Politique
L’avenir calédonien se joue à Paris en l’absence des indépendantistes kanaks
Le président de la République a engagé un nouveau cycle de discussions sur le statut de l’archipel, marqué par le refus du FLNKS de participer aux pourparlers. La recherche d’un consensus institutionnel se poursuit dans un contexte de fortes tensions.
Emmanuel Macron a présidé ce vendredi à l’Élysée l’ouverture de négociations sur l’évolution institutionnelle de la Nouvelle-Calédonie. Le chef de l’État a affirmé sa volonté de progresser, tout en excluant toute approche autoritaire comme toute forme d’immobilisme. Cette démarche se déroule cependant sans la présence du Front de libération nationale kanak et socialiste, principale formation indépendantiste, qui a décliné l’invitation à se rendre à Paris.
Le président a exprimé ses regrets concernant cette absence, tout en saluant la participation des autres délégations, dont il a souligné le courage. L’objectif affiché de cette séquence est de donner des suites concrètes à l’accord conclu à Bougival en juillet dernier. Ce texte, qui prévoit la création d’un État calédonien associé à la République française, avait été initialement paraphé par les différentes parties, avant d’être rejeté par la base militante du FLNKS.
Les discussions portent désormais sur les clarifications à apporter à cet accord afin de lui assurer une assise plus large. Plusieurs responsables politiques loyalistes présents à la réunion ont insisté sur l’urgence de la situation, évoquant une alternative entre la progression et l’enlisement. La question épineuse du corps électoral, dont la réforme est réclamée par les non-indépendantistes avant les prochaines élections provinciales, figure parmi les principaux points de désaccord.
L’exécutif français table sur la possibilité de parvenir à un compromis soutenu par une large majorité des élus du Congrès calédonien.

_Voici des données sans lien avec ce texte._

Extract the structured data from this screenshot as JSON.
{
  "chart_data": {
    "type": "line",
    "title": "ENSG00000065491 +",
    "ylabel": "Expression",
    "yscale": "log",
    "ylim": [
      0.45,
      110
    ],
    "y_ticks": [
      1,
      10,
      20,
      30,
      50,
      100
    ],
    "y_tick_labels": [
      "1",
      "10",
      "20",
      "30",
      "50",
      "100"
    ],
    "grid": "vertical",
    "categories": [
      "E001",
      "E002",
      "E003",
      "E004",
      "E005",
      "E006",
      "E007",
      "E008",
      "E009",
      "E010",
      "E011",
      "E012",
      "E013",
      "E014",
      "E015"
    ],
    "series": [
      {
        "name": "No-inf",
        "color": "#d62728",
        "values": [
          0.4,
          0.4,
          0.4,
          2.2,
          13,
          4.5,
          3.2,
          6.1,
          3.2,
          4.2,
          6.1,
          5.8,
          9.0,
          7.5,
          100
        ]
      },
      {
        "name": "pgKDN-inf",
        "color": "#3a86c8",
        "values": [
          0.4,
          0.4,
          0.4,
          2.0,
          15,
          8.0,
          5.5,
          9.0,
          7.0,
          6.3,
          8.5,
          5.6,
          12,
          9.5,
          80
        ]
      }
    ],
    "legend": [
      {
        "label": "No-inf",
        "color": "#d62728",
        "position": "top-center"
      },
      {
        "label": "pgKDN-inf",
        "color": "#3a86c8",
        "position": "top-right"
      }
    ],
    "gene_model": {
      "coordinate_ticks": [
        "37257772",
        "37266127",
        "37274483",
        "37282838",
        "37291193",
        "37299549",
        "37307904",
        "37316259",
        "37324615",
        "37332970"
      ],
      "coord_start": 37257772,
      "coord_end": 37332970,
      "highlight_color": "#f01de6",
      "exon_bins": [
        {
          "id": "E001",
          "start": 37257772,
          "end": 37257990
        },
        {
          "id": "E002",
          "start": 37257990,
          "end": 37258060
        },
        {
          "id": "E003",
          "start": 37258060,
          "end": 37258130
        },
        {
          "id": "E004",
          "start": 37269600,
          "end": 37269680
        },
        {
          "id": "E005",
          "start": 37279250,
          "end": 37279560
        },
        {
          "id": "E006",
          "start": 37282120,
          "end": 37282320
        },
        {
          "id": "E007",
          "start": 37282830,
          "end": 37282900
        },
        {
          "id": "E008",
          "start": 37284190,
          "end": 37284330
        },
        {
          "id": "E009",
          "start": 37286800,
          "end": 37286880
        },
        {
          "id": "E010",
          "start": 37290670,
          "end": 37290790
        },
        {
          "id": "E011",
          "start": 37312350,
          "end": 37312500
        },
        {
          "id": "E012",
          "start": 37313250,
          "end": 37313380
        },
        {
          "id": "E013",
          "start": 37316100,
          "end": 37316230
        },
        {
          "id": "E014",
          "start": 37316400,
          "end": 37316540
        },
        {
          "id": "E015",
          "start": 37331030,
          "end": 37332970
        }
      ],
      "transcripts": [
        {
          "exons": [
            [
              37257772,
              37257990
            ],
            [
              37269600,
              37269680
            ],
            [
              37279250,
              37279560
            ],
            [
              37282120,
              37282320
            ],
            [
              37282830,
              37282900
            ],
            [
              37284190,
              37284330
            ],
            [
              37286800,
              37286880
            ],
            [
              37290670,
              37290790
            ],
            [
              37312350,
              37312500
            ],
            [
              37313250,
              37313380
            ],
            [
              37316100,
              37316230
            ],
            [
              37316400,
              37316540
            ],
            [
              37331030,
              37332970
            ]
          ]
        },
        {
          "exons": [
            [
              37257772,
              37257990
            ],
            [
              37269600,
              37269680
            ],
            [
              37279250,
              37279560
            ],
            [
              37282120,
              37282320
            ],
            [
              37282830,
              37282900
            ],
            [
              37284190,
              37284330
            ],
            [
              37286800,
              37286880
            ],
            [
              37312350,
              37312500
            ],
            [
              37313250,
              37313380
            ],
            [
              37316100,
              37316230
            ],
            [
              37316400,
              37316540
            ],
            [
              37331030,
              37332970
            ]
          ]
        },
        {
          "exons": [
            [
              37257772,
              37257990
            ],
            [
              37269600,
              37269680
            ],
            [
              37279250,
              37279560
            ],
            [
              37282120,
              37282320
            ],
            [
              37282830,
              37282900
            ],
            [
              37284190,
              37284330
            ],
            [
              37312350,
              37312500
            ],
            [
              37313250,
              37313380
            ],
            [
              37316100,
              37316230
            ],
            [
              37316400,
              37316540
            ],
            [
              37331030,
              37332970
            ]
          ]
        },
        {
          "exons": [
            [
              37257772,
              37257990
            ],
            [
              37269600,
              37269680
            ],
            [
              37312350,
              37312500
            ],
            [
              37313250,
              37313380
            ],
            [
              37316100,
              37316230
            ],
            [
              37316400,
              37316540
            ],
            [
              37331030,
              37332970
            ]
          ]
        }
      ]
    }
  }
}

La voie pour y parvenir reste néanmoins étroite. Tout accord devra en effet être intégré dans un projet de révision constitutionnelle, puis obtenir une majorité qualifiée au Parlement réuni en Congrès, un seuil dont l’atteinte n’est pas acquise.
En parallèle de ces discussions politiques, des travaux techniques doivent se tenir ce week-end au ministère des Outre-mer pour préciser certains aspects de l’accord, notamment ceux relatifs à l’identité kanak et à l’exercice des compétences souveraines. Le calendrier institutionnel reste suspendu à l’issue de ces consultations, les élections provinciales pouvant être reportées à l’automne prochain.